Min    Max    Var   Avg
31.37  33.98  2.62  31.53
31.38  33.79  2.41  31.52
31.33  33.83  2.50  31.52
31.29  33.85  2.56  31.52
31.31  33.74  2.43  31.52
31.27  33.74  2.47  31.52
31.36  33.80  2.44  31.52
31.30  33.80  2.50  31.52
31.38  33.82  2.44  31.53
31.39  33.88  2.49  31.52
31.41  33.79  2.38  31.53
31.31  33.78  2.46  31.53
31.26  33.83  2.57  31.52
31.40  33.86  2.46  31.52
31.38  33.85  2.47  31.52
31.34  33.80  2.46  31.53
31.36  33.83  2.46  31.52
31.38  33.78  2.39  31.53
31.40  33.77  2.38  31.53
31.35  33.81  2.46  31.52
31.24  33.79  2.55  31.52
31.31  33.74  2.43  31.52
31.36  33.89  2.53  31.52
31.27  33.83  2.56  31.52
31.36  33.81  2.46  31.52
31.27  33.85  2.58  31.52
31.38  33.87  2.49  31.52
31.31  33.82  2.51  31.52
31.30  33.73  2.43  31.52
31.30  33.79  2.49  31.52
31.36  33.77  2.41  31.52
31.31  33.79  2.48  31.52
31.32  33.85  2.53  31.52
31.35  33.80  2.45  31.52
31.36  33.84  2.49  31.53
31.37  33.76  2.38  31.52
31.35  33.78  2.43  31.52
31.38  33.84  2.46  31.52
31.36  33.84  2.48  31.52
31.33  33.70  2.37  31.52

Plenty consistent for my purposes, and ~18 mS should be more than enough headroom (to my goal of 50 mS) to complete the other not-yet-implemented tasks.

So I'll be implementing random_heatspots2() in the JS and Processing versions of the code.

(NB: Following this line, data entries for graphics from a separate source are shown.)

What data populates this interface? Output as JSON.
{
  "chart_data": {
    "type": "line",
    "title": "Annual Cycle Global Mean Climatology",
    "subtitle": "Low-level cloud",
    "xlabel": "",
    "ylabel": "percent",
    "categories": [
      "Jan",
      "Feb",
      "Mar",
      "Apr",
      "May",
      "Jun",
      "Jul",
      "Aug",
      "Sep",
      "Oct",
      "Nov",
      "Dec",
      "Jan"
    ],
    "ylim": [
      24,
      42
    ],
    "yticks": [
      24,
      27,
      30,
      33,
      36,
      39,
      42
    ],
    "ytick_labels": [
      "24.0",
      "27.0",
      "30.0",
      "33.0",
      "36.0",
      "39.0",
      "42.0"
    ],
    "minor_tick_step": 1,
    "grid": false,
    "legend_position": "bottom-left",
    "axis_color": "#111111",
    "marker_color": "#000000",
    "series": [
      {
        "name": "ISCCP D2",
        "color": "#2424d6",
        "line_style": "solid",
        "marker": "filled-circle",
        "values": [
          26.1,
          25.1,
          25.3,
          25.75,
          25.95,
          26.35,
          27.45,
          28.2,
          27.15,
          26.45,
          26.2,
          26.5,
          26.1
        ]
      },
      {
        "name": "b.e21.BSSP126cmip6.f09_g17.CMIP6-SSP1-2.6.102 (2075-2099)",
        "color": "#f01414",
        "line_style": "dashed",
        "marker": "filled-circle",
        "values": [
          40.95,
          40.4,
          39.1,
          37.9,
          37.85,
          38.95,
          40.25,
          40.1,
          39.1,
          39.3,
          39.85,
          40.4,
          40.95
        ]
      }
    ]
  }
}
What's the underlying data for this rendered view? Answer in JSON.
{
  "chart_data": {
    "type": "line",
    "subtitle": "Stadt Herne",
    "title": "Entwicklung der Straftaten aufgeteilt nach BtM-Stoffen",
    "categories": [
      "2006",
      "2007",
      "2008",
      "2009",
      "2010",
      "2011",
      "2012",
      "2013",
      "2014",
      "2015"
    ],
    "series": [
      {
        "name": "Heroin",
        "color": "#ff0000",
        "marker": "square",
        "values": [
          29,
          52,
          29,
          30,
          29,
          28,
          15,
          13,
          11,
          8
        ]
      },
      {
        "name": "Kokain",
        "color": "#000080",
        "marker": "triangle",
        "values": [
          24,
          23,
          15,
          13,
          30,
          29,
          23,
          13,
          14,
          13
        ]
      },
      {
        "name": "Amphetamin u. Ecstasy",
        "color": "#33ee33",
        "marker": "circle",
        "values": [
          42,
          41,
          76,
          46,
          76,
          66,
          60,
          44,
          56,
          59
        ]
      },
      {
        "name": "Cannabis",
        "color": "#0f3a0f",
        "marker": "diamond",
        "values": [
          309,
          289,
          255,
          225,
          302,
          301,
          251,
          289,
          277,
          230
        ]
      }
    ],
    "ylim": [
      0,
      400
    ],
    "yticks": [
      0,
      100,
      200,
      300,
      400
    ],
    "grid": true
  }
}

Actually, I just realized another way to stabilize random_heatspots2() (calculate the true side of the ternary before the loop), but that improvement won't be nearly as dramatic.

Thanks for clarifying that one. The unsigned issue makes sense. I think actually I ran into trouble with that once, but I just attributed it to something else.